Phaeton Summary

Phaeton Summary

How It (Supposedly) Went Down

The Short Story

Meet Phaeton, a young bloke who's a little less than your regular chappie. His claim to fame? He's the son of the sun, Helios. Some punk kid joshes Phaeton about not really being the son of Helios, so Phaeton travels to the Palace of the Sun to ask daddy to prove it once and for all. Helios has the rather bright idea (pun extremely intended) that if he promises Phaeton whatever his adolescent heart might desire, that that ought to convince anybody. Big mythtake. Phaeton demands that Helios let him take his sun-chariot out for a spin. Despite Dad's protests, Phaeton gets his way. With the reins in his hands, things pretty much immediately go haywire and the fiery horses dash about the sky, incinerating half the earth. Zeus, a little cheesed off at this point, zaps Phaeton with a thunderbolt and he falls like a barbecued june bug into the River Po.

The Less Short Story

  • In the land of Egypt, there once lived a young whippersnapper named Phaeton. He gets into trouble for starting some beef with another kid named Epaphus, bragging that his father is the the sun god. (Some stories say it's Apollo, god of the sun, and others say it's Helios, a Titan associated with the sun. As far as this story's concerned, it's the same difference.)
  • Epaphus calls baloney, and tells Phaeton that his mom, Clymene, just made the story about his dad up. Phaeton flips out and runs home to his mom, demanding an answer to this slander.
  • But Clymene, arms full of her blubbering little son, swears up and down it's 100% true: Helio really is his dad.
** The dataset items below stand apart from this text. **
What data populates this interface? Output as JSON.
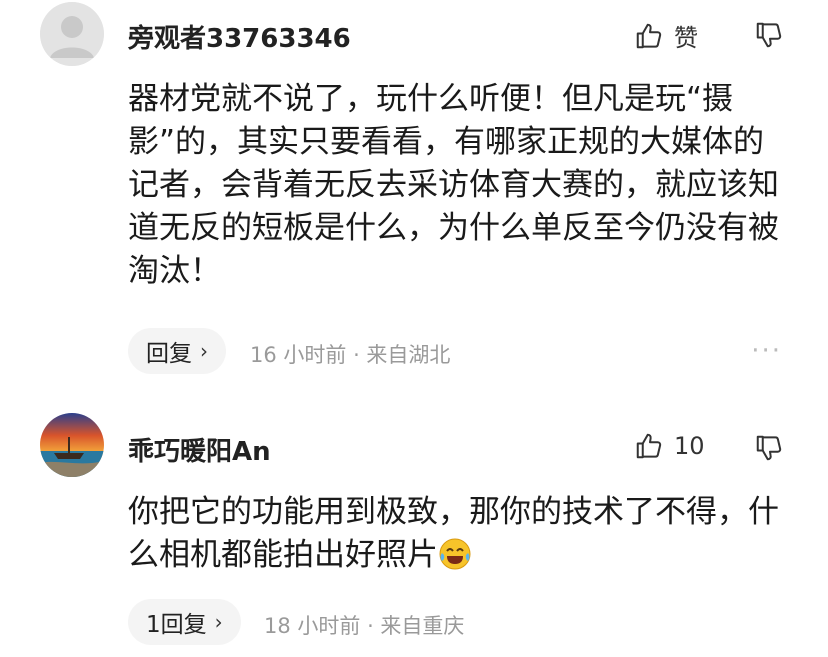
{
  "comments": [
    {
      "username": "旁观者33763346",
      "like_label": "赞",
      "body": "器材党就不说了，玩什么听便！但凡是玩“摄影”的，其实只要看看，有哪家正规的大媒体的记者，会背着无反去采访体育大赛的，就应该知道无反的短板是什么，为什么单反至今仍没有被淘汰！",
      "reply_label": "回复",
      "meta": "16 小时前 · 来自湖北",
      "more": "···",
      "avatar_icon": "default-avatar-icon"
    },
    {
      "username": "乖巧暖阳An",
      "like_label": "10",
      "body": "你把它的功能用到极致，那你的技术了不得，什么相机都能拍出好照片",
      "emoji": "laughing-tears-emoji",
      "reply_label": "1回复",
      "meta": "18 小时前 · 来自重庆",
      "avatar_icon": "sunset-boat-painting-avatar"
    }
  ]
}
She tells him to go visit Helios in his Sun Palace if he wants assurance straight from the source.
  • Phaeton hears this, perks up, and zips off in search of his father.
  • After crossing Ethiopia and India, he eventually gets to his dad's crib.
  • The Palace of the Sun is made of bright, gleaming metals and is just mad awesome.
  • Phaeton struts right through the palace doors and finds Helios on his shining, diamond throne (talk about some major bling).
  • The boy asks for proof from Helios that he's his real Dad.
  • "Alright sonny-boy," says Helios. "I swear on the River Styx that I'll give you anything you ask for. I'd only do that for my real son. How's that for air-tight logic, huh?"
  • "Anything? Aaaaannything?" says Phaeton, as stupid ideas begin to explode in his head like a thousand low-IQ fireworks. "Well," says Phaeton at last. "How 'bout you fork over the keys to your sun-chariot? I'd like to see if I could hit triple digits on that sweet baby."
  • Helios, quite understandably, is super unhappy with this request.
  • For after all, the sun-chariot is what Helios uses to take the sun across the sky everyday, and he's the only one who's authorized to drive it.
  • The sun god tries to reason with Phaeton, telling his son that the path across the sky is a really half-baked plan.
  • Not only is he going to have to deal with a bunch of random monsters, the fiery flying horses that pull the chariot are incredibly hard to handle.
  • But, despite every one of Helios' level-headed protests, the little squirt won't give up. Sound like anybody you know?
  • So, Helios is forced to take his son to the chariot and give him some tips on how to drive it.
  • For starters, Phaeton is not supposed to whip the horses; they're nuts enough as it is.
  • Also, the boy needs to keep his altitude at a medium level; if he goes too high or too low, really bad stuff will happen.
  • Helios begs Phaeton one last time to change his mind.
  • "Yeah yeah, whatever Dad. I got this," says Phaeton as he puts on his sunglasses and cracks the whip across the horses' back.
  • Right out of the gate, the horses start running wild, and pansy little Phaeton is not strong enough to regain control.
  • The chariot zooms really high in the sky, so high, in fact, that the sun singes the constellation animals of the zodiac.
  • At this point, Phaeton is starting to see how terrible an idea this was.
  • When Phaeton gets near the constellation Scorpio, the star-scorpion pulls its tail back to sting him.
  • Totally freaked out, Phaeton drops the reins.
  • (Bad idea. Really bad idea.)
  • The horses of the sun go completely bananas, and the little rugrat realizes that he has lost all control..
  • The chariot collides with stars, sets clouds on fire, and then veers down towards earth, incinerating a handful of cities along the way.
  • The Sun's heat scorches rivers, melts the snow off of mountains, dries up parts of the ocean, and ruins a fair quantity of picnics and baby showers (or so one might reasonably imagine).
  • It even scorches Northern Africa so bad, that it remains the Sahara Desert to this day.
  • In the midst of all this chaos, Gaia, the Earth, calls out to Zeus and tells the king of the gods that he better do something quick.
  • Acting fast, Zeus hurls a thunderbolt at Phaeton, knocking the boy from the chariot.
  • Phaeton plummets toward the earth, looking for all the world like the effort of a Cub Scout wrought upon a toasted marshmallow.
  • (Um... ouch.)
  • Phaeton's dead body lands with a sizzle in the River Po (located in Northern Italy and called Eridanus by the Greeks).
  • Clymene hears about all the horrible fate of her son and wanders the earth looking for his body.
  • Eventually, she finds him and weeps over his grave.
  • Then the Heliades (which is just a fancy name for Clymene's daughters) join in the lament.
  • Then, for no particular reason, they turn into poplar trees and their tears turn to amber, wrapping up a tragic story with a bizarre ending.